Wal-Mart Stores Inc. workers demanding better pay and benefits vow to mount 1,000 protests online and outside stores up to and including Black Friday. The strategy risks showing the company's strength not vulnerability.
To work, the approach will require protest leaders to turn out significant numbers of strikers and persuade deal-chasing shoppers to go elsewhere. Similar protests in recent weeks have had little perceptible impact on the world's largest retailer.
The Black Friday protests are unlikely to be any different, said Zev J. Eigen, an associate professor at Northwestern University School of Law who specializes in labor relations.
“Shoppers in the parking lot will say 'Oh, that's terrible — OK, where do I get my discounted electronics,'” said Eigen, who is based in Chicago. “That's one of the big challenges for the labor movement. We'll sign online petitions, but we won't vote with our wallets.”
For years, the United Food & Commercial Workers union has tried and failed to organize Wal-Mart workers. In recent months, the union has adopted a new tactic: backing two groups, OUR Walmart and Making Change at Walmart, and waging a media campaign and mounting protests comprised of activists and Wal- Mart workers at stores and warehouses around the U.S.
The protest organizers have declined to say how many Wal-Mart associates they expect to be involved in the latest round of actions. About 30 workers from six Seattle-area stores went on strike Nov. 15, and others plan to do so, the groups' members have said. Wal-Mart has more than 4,500 stores and clubs and 1.4 million employees in the U.S.
While Eigen compared the movement to “a few drops of food coloring in a giant vat of water,” he added a caveat: “It is significant because Wal-Mart has such a strong reputation of shutting down even the tiniest, tiniest labor actions.”
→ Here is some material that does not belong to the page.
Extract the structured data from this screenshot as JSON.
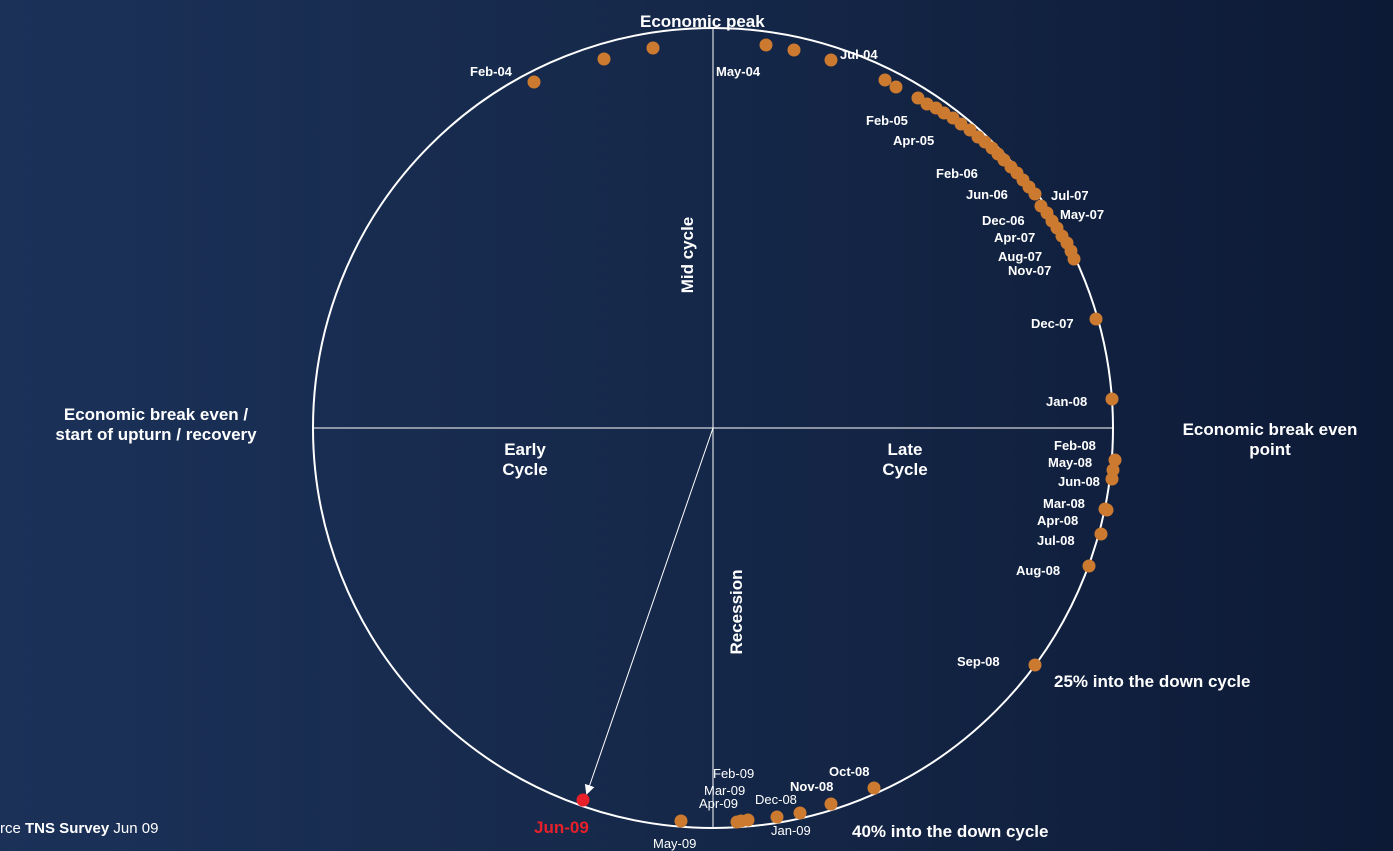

On an earnings call Nov. 15, Wal-Mart Chief Financial Officer Charles Holley said he was “not aware of any major disruptions that are going to happen Black Friday.”
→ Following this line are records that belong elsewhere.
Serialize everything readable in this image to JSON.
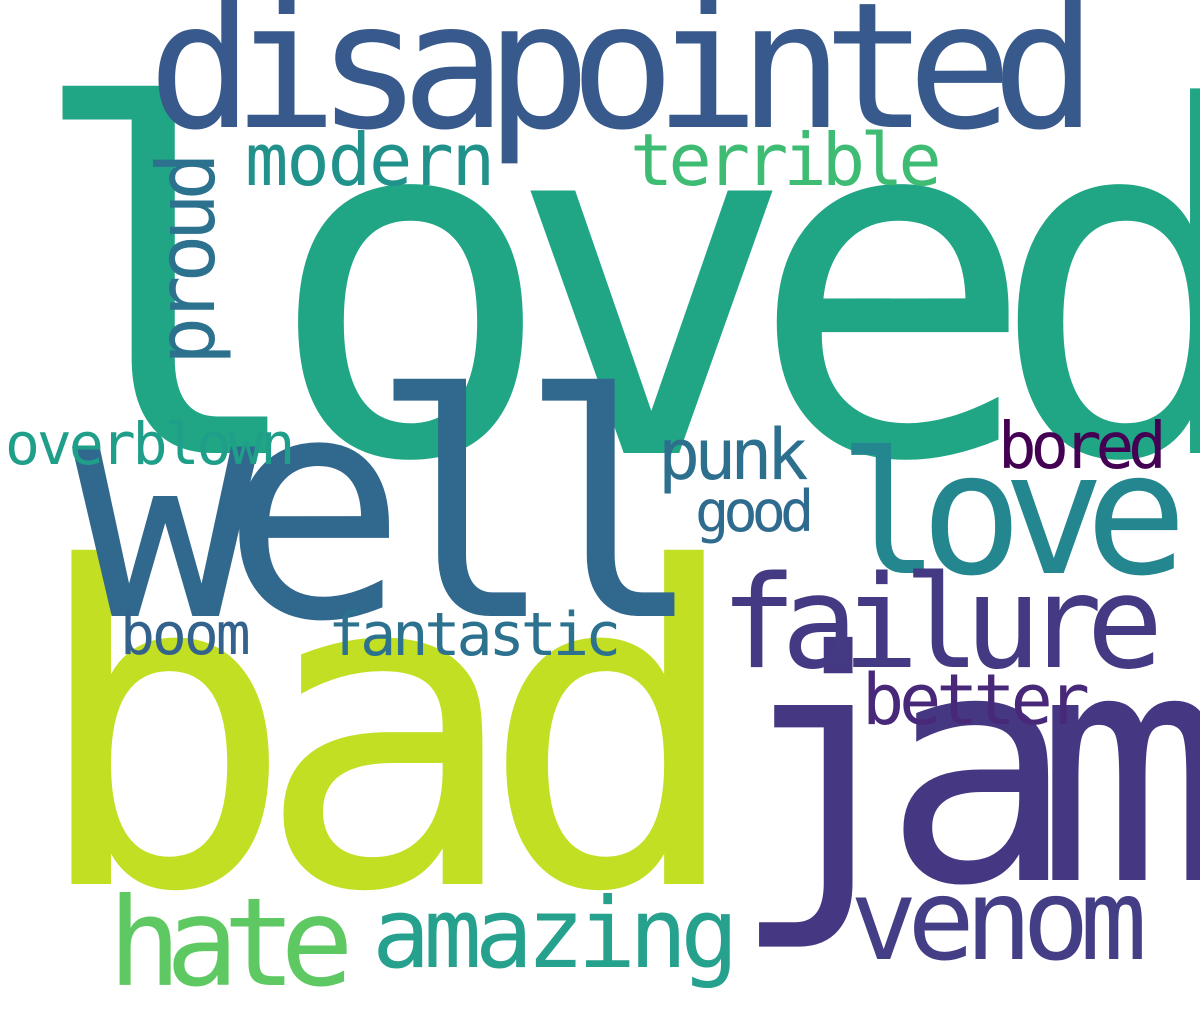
{
  "words": [
    {
      "text": "loved",
      "color": "#21a685"
    },
    {
      "text": "bad",
      "color": "#c2df23"
    },
    {
      "text": "disapointed",
      "color": "#38598c"
    },
    {
      "text": "well",
      "color": "#31688e"
    },
    {
      "text": "jam",
      "color": "#453781"
    },
    {
      "text": "love",
      "color": "#24868e"
    },
    {
      "text": "failure",
      "color": "#443983"
    },
    {
      "text": "venom",
      "color": "#433e85"
    },
    {
      "text": "hate",
      "color": "#5ec962"
    },
    {
      "text": "amazing",
      "color": "#25a18e"
    },
    {
      "text": "modern",
      "color": "#21918c"
    },
    {
      "text": "terrible",
      "color": "#3fbc73"
    },
    {
      "text": "proud",
      "color": "#2c728e"
    },
    {
      "text": "overblown",
      "color": "#1f9e89"
    },
    {
      "text": "punk",
      "color": "#2d708e"
    },
    {
      "text": "bored",
      "color": "#440154"
    },
    {
      "text": "good",
      "color": "#2f6b8e"
    },
    {
      "text": "boom",
      "color": "#33628d"
    },
    {
      "text": "fantastic",
      "color": "#2c728e"
    },
    {
      "text": "better",
      "color": "#482878"
    }
  ]
}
Still, later that day Wal-Mart fired a warning shot, filing a complaint against the union with the U.S. National Labor Relations Board. Wal-Mart accused the group of violating federal labor laws by inappropriately picketing, demonstrating, trespassing on company property and intimidating customers and employees — or making threats to do those things.
The union has tried to force Wal-Mart to the bargaining table even though it does not officially represent employees, according to the complaint. Wal-Mart asked the board for an investigation and immediate injunction.
“We are taking this action now because we cannot allow the UFCW to continue to intentionally seek to create an environment that could directly and adversely impact our customers and associates,” David Tovar, a Wal-Mart spokesman, said in an e- mailed statement. “If they do, they will be held accountable.”
Protester Demands
The protesters are demanding more predictable schedules, less expensive health-care plans and minimum hourly pay of $13 with the option of working full-time. The average hourly full-time wage at Wal-Mart is $12.57, Kory Lundberg, a company spokesman, said in an e-mail.
Wal-Mart's refusal to improve working conditions ultimately will be self-defeating, Lynsey Kryzwick, a spokeswoman for the non-profit Making Change at Walmart, said in a Nov. 16 telephone interview.
“Under-staffing going on in stores leads to low customer service leads to lower sales,” she said.
On Nov. 15, Wal-Mart forecast fourth-quarter profit that trailed analysts' estimates after economic conditions slowed U.S. sales gains. Fourth-quarter profit will be $1.53 to $1.58 a share, the Bentonville, Arkansas-based company said in a statement. The average estimate of analysts surveyed by Bloomberg was $1.59.
Chief Executive Officer Mike Duke has been reducing prices to lure U.S. shoppers that are still suffering amid sluggish economic growth and 7.9 percent unemployment. Discount chains such as Dollar General Corp. and Dollar Tree Inc. have attracted some of those customers with smaller-format stores that allow for quicker trips and by adding food items.
The shares fell the most in more than six months after the earnings report on Nov. 15 and by the next day had lost a combined 5 percent to close in New York at $68.03. The shares have risen 14 percent this year.
For Wal-Mart to acknowledge the union's demands, many more employees will have to be willing to walk off the job, said Ross Eisenbrey, vice president of the Economic Policy Institute, a Washington-based non-profit group that researches issues for American workers.
“If this is as big as the strikes and protests ever get, it's not going to amount to much,” he said.